A redevelopment project now under way aims to reduce congestion and idling vehicles that can wait two hours or more to cross the border. It is expected to be completed by summer 2019 and will have 62 inspection booths across 34 lanes.
“The hope is these changes have a positive effect on air quality,” Seto said. “High levels of pollutants are detected with so much traffic.”
Seeking environmental justice
The study’s focus on ensuring local residents are engaged in and actively contribute to the research aims to put decision-making authority in the hands of the community.
In Seto’s previous study in San Ysidro, community members suggested monitoring sites, attended community meetings and conferred with investigators and the California Environmental Protection Agency.

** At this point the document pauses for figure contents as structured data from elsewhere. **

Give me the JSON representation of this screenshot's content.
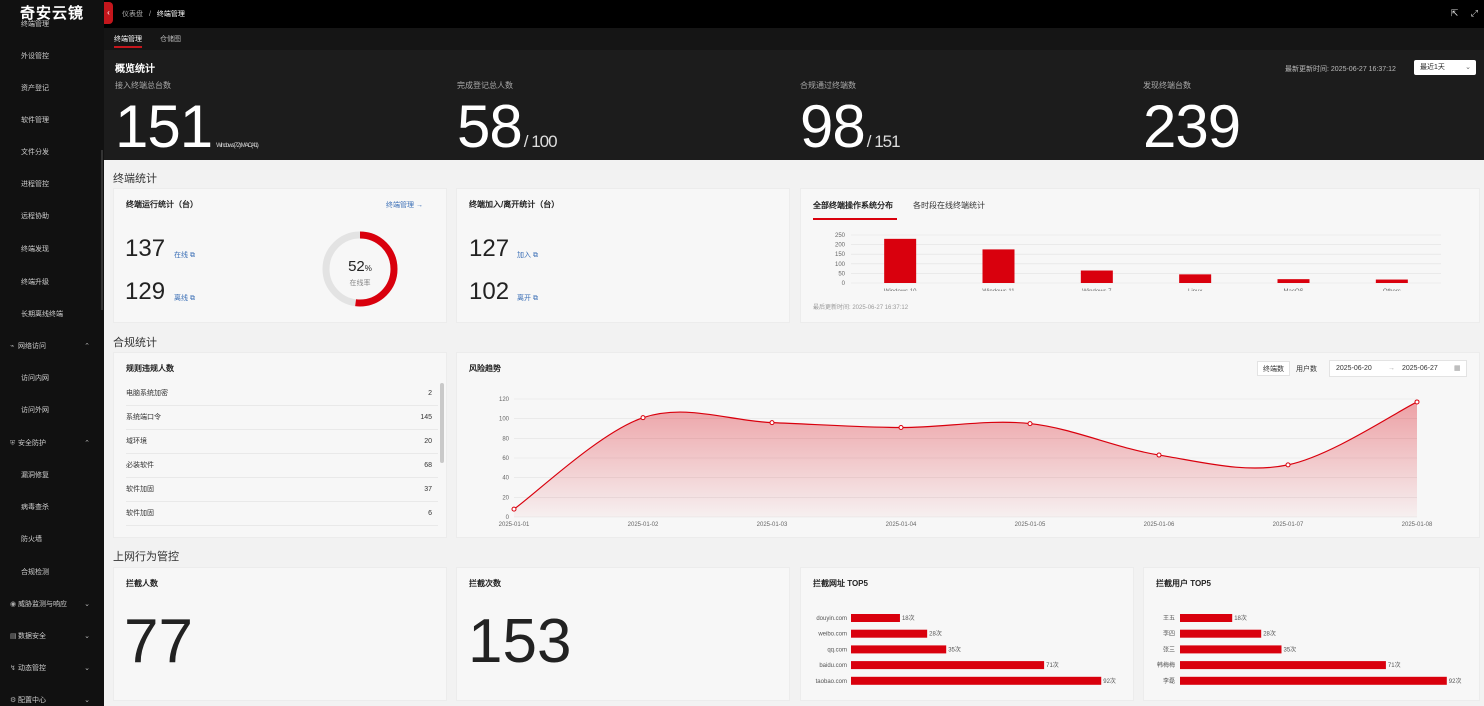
{
  "app": {
    "logo": "奇安云镜"
  },
  "sidebar": {
    "items": [
      {
        "label": "终端管理",
        "type": "sub"
      },
      {
        "label": "外设管控",
        "type": "sub"
      },
      {
        "label": "资产登记",
        "type": "sub"
      },
      {
        "label": "软件管理",
        "type": "sub"
      },
      {
        "label": "文件分发",
        "type": "sub"
      },
      {
        "label": "进程管控",
        "type": "sub"
      },
      {
        "label": "远程协助",
        "type": "sub"
      },
      {
        "label": "终端发现",
        "type": "sub"
      },
      {
        "label": "终端升级",
        "type": "sub"
      },
      {
        "label": "长期离线终端",
        "type": "sub"
      },
      {
        "label": "网络访问",
        "type": "group"
      },
      {
        "label": "访问内网",
        "type": "sub"
      },
      {
        "label": "访问外网",
        "type": "sub"
      },
      {
        "label": "安全防护",
        "type": "group"
      },
      {
        "label": "漏洞修复",
        "type": "sub"
      },
      {
        "label": "病毒查杀",
        "type": "sub"
      },
      {
        "label": "防火墙",
        "type": "sub"
      },
      {
        "label": "合规检测",
        "type": "sub"
      },
      {
        "label": "威胁监测与响应",
        "type": "group"
      },
      {
        "label": "数据安全",
        "type": "group"
      },
      {
        "label": "动态管控",
        "type": "group"
      },
      {
        "label": "配置中心",
        "type": "group"
      }
    ]
  },
  "topbar": {
    "breadcrumb_root": "仪表盘",
    "breadcrumb_sep": "/",
    "breadcrumb_current": "终端管理"
  },
  "tabs": [
    {
      "label": "终端管理"
    },
    {
      "label": "仓储图"
    }
  ],
  "overview": {
    "title": "概览统计",
    "updated_label": "最新更新时间:",
    "updated_time": "2025-06-27 16:37:12",
    "range": "最近1天",
    "stats": [
      {
        "label": "接入终端总台数",
        "value": "151",
        "suffix": "Windows(72) MAC(41)"
      },
      {
        "label": "完成登记总人数",
        "value": "58",
        "suffix": "/ 100"
      },
      {
        "label": "合规通过终端数",
        "value": "98",
        "suffix": "/ 151"
      },
      {
        "label": "发现终端台数",
        "value": "239",
        "suffix": ""
      }
    ]
  },
  "terminal": {
    "section_title": "终端统计",
    "run": {
      "title": "终端运行统计（台）",
      "manage_link": "终端管理 →",
      "online_value": "137",
      "online_label": "在线",
      "offline_value": "129",
      "offline_label": "离线",
      "rate_value": "52",
      "rate_unit": "%",
      "rate_label": "在线率",
      "rate": 52
    },
    "join": {
      "title": "终端加入/离开统计（台）",
      "join_value": "127",
      "join_label": "加入",
      "leave_value": "102",
      "leave_label": "离开"
    },
    "os": {
      "tab_active": "全部终端操作系统分布",
      "tab_other": "各时段在线终端统计",
      "updated_label": "最后更新时间:",
      "updated_time": "2025-06-27 16:37:12"
    }
  },
  "compliance": {
    "section_title": "合规统计",
    "violations": {
      "title": "规则违规人数",
      "rows": [
        {
          "label": "电脑系统加密",
          "value": "2"
        },
        {
          "label": "系统端口令",
          "value": "145"
        },
        {
          "label": "域环境",
          "value": "20"
        },
        {
          "label": "必装软件",
          "value": "68"
        },
        {
          "label": "软件加固",
          "value": "37"
        },
        {
          "label": "软件加固",
          "value": "6"
        }
      ]
    },
    "risk": {
      "title": "风险趋势",
      "btn_terminal": "终端数",
      "btn_user": "用户数",
      "date_from": "2025-06-20",
      "date_sep": "→",
      "date_to": "2025-06-27"
    }
  },
  "web": {
    "section_title": "上网行为管控",
    "blocked_people": {
      "title": "拦截人数",
      "value": "77"
    },
    "blocked_times": {
      "title": "拦截次数",
      "value": "153"
    },
    "top_sites_title": "拦截网址 TOP5",
    "top_users_title": "拦截用户 TOP5"
  },
  "colors": {
    "accent": "#d9000d",
    "sidebar_bg": "#111111",
    "overview_bg": "#1c1c1c"
  },
  "chart_data": [
    {
      "type": "bar",
      "categories": [
        "Windows 10",
        "Windows 11",
        "Windows 7",
        "Linux",
        "MacOS",
        "Others"
      ],
      "values": [
        230,
        175,
        65,
        45,
        20,
        18
      ],
      "ylim": [
        0,
        250
      ],
      "yticks": [
        0,
        50,
        100,
        150,
        200,
        250
      ],
      "grid": true
    },
    {
      "type": "area",
      "x": [
        "2025-01-01",
        "2025-01-02",
        "2025-01-03",
        "2025-01-04",
        "2025-01-05",
        "2025-01-06",
        "2025-01-07",
        "2025-01-08"
      ],
      "values": [
        8,
        101,
        96,
        91,
        95,
        63,
        53,
        117
      ],
      "ylim": [
        0,
        120
      ],
      "yticks": [
        0,
        20,
        40,
        60,
        80,
        100,
        120
      ],
      "grid": true
    },
    {
      "type": "bar",
      "orientation": "horizontal",
      "categories": [
        "douyin.com",
        "weibo.com",
        "qq.com",
        "baidu.com",
        "taobao.com"
      ],
      "values": [
        18,
        28,
        35,
        71,
        92
      ],
      "value_suffix": "次"
    },
    {
      "type": "bar",
      "orientation": "horizontal",
      "categories": [
        "王五",
        "李四",
        "张三",
        "韩梅梅",
        "李磊"
      ],
      "values": [
        18,
        28,
        35,
        71,
        92
      ],
      "value_suffix": "次"
    }
  ]
}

“Community involvement increases engagement around air quality issues,” Seto said. “It can be difficult for residents to address emission reductions alone, but once they have a dialogue with government agencies, their voices can be quite powerful.”
Now, investigators will create a new steering committee with San Ysidro and Tijuana residents and facilitate engagement between Tijuana residents and members of the Secretariat for Environmental Protection, the environmental authority in the Mexican state of Baja California.
“Hopefully, this can be the start of something with lasting positive impact on the community,” Seto said.
The research team is also seeking additional funding to expand monitoring beyond the San Ysidro-Tijuana area.
“We want to leverage our current community engagement model to expand our reach,” Seto said. “Our focus has been on border crossings, but people in other communities have other air quality concerns. And engaging residents means listening to those concerns and addressing them.”